Friday, January 5, 2007

ass-backwards

Current mood: phlegm-y
jesus christ. i spent an hour last night constructing an intelligent update to this space, filled with literary genius and subtlety of tone and, yes, enough drunken angst to choke a good-sized horse. not that i would want to choke any sized horse. i'm a pacifist, and a vegetarian to boot.

but, anyway, i hit post, the button that would send my words into the aether of this interweb, and it did, alright; so far into the aether that they will never to be seen again.

dammit.

but it was all about how all the letters i've been meaning to write have been writing themselves in my head, while my body runs around doing everything else and i can't seem to get enough time to myself. it's a little frustrating. and it was all about tough new england women, and perceptions of regional loyalty, and how i miss san francisco. particularly, how i miss the queers and the perverts and the nellies. but, at the same time, it is good and important to be here. if only i can find some time to sit down and write letters.

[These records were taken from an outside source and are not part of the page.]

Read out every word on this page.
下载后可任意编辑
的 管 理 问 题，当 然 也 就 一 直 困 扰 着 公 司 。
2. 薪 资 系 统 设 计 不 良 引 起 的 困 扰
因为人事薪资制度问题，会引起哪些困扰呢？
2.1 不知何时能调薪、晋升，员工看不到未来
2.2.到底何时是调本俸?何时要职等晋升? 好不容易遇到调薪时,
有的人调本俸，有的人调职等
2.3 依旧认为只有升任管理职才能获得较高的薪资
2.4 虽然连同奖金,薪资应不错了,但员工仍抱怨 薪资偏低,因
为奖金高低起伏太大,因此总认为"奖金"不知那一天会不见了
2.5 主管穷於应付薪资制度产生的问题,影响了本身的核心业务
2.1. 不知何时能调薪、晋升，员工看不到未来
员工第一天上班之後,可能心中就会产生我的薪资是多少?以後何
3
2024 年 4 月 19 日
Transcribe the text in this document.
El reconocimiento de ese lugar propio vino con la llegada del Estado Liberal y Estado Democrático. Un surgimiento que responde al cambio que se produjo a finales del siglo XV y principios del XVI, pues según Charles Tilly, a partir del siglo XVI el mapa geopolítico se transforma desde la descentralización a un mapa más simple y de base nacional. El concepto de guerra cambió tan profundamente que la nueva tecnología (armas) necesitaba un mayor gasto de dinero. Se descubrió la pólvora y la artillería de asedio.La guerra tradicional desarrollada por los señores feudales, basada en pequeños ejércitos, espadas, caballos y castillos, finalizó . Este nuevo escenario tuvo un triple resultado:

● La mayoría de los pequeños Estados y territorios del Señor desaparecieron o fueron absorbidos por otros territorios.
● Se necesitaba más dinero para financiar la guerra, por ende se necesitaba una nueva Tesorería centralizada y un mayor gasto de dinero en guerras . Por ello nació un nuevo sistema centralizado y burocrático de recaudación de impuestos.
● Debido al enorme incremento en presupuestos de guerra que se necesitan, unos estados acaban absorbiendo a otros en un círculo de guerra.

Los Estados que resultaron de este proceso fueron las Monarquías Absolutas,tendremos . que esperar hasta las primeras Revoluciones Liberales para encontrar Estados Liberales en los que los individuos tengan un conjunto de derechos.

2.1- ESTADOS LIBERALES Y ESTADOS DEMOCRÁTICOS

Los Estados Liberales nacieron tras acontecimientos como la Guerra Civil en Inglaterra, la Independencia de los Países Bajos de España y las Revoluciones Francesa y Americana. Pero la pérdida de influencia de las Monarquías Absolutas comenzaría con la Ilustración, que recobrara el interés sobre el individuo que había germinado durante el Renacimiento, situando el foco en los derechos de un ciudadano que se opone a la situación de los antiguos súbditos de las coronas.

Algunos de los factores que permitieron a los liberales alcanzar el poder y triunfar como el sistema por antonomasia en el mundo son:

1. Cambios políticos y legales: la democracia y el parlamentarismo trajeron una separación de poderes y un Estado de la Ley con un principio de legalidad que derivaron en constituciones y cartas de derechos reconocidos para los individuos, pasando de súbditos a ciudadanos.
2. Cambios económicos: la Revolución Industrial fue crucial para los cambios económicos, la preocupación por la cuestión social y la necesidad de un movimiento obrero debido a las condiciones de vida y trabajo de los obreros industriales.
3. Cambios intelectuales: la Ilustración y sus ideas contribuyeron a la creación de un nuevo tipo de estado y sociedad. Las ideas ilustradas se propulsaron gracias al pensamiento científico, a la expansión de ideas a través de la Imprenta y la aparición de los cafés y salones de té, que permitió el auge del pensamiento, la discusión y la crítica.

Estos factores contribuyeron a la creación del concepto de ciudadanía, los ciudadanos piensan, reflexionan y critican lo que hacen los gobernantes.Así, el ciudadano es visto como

cosmo found an old typewriter up in the house in blandford, the house where i spent the first five or so years of my life, on and off. we can't tell who it used to belong to, my uncle charlie, or my great uncle tony, or any number of other relatives who have recently passed on or moved away. cosmo fixed it and oiled it and bought me a ribbon. he's a good egg. so, i have this beautiful old typewriter at my disposal while i am here. typewriters don't erase your words while you're still composing them. they don't hurt your eyes, or annoy you with their incessant hum. so, what the hell am i still doing here, online?